Second, ZK technology has finally become "usable." In the past few years, ZK has been stuck in the "tech demo" stage, being expensive, slow, and difficult to develop. However, with the maturity of technologies like STARK, SNARK, the cost of proof generation and verification continues to decrease, turning ZK from a "theoretical future" into a "real-world runnable reality."
Third, the rise of AI blockchain applications has seen more and more AI computations, data on-chain, edge inferences, and other scenarios being implemented, expanding the need for privacy from not just transaction privacy but also to "data privacy" and "model privacy."
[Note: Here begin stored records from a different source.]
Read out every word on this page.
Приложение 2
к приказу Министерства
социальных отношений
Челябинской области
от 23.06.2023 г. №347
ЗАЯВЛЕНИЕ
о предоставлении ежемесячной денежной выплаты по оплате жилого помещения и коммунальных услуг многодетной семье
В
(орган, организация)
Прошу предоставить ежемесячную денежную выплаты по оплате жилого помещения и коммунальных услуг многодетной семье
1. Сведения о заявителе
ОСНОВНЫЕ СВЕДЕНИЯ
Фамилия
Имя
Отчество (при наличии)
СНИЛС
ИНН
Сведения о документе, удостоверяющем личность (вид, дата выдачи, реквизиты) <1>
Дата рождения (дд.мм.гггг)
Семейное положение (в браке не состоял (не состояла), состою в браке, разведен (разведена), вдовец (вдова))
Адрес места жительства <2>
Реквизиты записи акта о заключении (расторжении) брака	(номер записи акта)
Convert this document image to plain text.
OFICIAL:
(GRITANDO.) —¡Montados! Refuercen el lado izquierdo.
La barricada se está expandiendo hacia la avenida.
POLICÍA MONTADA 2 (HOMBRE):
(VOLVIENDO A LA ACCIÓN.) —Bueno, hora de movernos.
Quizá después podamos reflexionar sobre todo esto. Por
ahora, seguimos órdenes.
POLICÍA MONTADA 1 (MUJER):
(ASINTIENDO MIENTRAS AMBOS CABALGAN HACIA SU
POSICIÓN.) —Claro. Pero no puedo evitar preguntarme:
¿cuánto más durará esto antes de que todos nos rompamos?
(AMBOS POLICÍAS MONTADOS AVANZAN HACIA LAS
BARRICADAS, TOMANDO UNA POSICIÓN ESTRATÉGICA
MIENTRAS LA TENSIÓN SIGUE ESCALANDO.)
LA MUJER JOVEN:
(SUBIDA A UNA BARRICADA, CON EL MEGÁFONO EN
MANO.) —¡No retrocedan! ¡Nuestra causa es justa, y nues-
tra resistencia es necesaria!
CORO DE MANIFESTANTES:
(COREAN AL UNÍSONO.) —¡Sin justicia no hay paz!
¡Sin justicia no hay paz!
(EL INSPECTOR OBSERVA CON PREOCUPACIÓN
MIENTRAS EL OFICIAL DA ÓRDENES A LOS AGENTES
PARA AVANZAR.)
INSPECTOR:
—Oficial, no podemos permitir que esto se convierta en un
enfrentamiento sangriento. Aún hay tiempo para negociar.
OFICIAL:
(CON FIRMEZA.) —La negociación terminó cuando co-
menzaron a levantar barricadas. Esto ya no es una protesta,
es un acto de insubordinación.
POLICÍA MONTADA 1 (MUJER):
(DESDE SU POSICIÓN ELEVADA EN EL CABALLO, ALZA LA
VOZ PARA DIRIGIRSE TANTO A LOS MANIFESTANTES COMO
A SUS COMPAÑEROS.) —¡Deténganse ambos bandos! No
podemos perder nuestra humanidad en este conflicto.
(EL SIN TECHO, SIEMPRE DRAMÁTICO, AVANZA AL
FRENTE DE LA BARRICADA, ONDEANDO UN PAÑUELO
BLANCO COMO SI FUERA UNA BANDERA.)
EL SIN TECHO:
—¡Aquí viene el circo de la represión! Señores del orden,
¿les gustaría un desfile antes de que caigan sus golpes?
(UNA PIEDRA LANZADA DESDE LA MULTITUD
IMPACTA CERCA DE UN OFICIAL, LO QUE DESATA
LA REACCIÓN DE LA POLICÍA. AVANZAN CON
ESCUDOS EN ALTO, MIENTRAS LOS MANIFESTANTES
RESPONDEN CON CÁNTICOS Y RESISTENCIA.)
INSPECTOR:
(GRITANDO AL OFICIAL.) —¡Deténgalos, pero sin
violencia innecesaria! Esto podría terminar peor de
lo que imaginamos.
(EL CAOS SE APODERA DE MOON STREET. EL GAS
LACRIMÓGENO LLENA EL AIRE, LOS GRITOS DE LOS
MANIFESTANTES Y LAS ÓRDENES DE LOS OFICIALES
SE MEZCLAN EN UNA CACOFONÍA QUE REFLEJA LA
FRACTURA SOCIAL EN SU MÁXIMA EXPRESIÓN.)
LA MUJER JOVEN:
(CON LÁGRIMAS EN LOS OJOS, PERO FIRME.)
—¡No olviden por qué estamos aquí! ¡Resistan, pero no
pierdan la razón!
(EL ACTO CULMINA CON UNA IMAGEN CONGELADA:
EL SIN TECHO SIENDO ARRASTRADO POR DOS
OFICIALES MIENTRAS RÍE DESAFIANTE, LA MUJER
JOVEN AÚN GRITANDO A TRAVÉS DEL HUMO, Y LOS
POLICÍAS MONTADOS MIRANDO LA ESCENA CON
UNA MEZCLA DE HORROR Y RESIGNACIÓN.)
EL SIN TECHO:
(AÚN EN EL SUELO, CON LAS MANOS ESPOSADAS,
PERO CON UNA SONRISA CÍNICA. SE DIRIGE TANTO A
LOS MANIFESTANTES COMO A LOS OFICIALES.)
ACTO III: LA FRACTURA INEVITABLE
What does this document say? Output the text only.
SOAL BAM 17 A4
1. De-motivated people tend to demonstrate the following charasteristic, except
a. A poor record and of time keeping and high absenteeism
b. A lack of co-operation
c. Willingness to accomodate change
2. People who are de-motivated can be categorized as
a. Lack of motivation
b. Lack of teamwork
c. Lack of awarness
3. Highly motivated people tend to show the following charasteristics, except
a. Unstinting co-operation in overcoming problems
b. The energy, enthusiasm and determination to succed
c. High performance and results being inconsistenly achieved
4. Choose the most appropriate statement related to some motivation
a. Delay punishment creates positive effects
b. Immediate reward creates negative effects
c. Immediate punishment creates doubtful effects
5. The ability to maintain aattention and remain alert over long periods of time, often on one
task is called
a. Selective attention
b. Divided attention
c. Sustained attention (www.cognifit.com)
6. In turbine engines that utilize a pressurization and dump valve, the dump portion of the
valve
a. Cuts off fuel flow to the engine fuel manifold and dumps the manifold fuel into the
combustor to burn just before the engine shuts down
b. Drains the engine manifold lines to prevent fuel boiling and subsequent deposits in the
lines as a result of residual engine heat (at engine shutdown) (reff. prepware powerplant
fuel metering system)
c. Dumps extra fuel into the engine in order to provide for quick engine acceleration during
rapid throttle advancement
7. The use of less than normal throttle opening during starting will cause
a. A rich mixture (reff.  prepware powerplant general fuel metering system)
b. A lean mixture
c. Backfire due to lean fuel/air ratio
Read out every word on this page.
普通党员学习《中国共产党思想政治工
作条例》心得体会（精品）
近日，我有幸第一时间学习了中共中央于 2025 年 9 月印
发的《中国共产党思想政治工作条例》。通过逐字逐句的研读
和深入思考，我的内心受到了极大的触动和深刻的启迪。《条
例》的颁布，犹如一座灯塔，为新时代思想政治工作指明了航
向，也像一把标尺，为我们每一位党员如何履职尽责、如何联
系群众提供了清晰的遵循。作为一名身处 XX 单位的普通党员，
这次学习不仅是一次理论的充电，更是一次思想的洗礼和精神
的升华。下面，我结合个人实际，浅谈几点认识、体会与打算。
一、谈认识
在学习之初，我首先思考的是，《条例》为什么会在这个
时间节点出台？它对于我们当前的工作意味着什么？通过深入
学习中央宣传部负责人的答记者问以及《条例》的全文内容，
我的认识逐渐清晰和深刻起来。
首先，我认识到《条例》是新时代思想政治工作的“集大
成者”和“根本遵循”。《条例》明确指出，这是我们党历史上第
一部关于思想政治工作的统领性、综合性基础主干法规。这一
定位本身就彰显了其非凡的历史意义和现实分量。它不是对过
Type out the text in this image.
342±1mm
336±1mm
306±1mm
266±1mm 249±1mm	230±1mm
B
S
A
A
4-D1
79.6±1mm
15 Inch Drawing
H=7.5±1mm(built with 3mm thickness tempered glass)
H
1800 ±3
These applications' privacy requirements are no longer about "full-chain black boxes" but about "on-device computation + selective encryption," which is known as localized privacy.
Meanwhile, traditional privacy projects like Monero and Zcash, which support only simple transactions, are increasingly under regulatory scrutiny. The path of promoting "absolute anonymity" has become more and more challenging.
So, a new opportunity has emerged, moving away from absolute secrecy towards "on-device computation + selective privacy."
The direction of privacy blockchains will not see an immediate explosion, as a truly runnable solution has always been missing.
Projects like Aztec and Fhenix are still focused on "on-chain privacy," while 0xMiden aims to take this narrative to the "off-chain" device-side, with autonomous operation and selective on-chain interactions.
This perspective is actually the next natural evolution of ZK, aligning with future trends such as "AI + blockchain," "data sovereignty," and more. If this story can be effectively communicated and the product can truly be implemented, then 0xMiden may become the next noteworthy "privacy computing infrastructure."
Of course, the prerequisite is that it can survive until the day it goes live on the mainnet.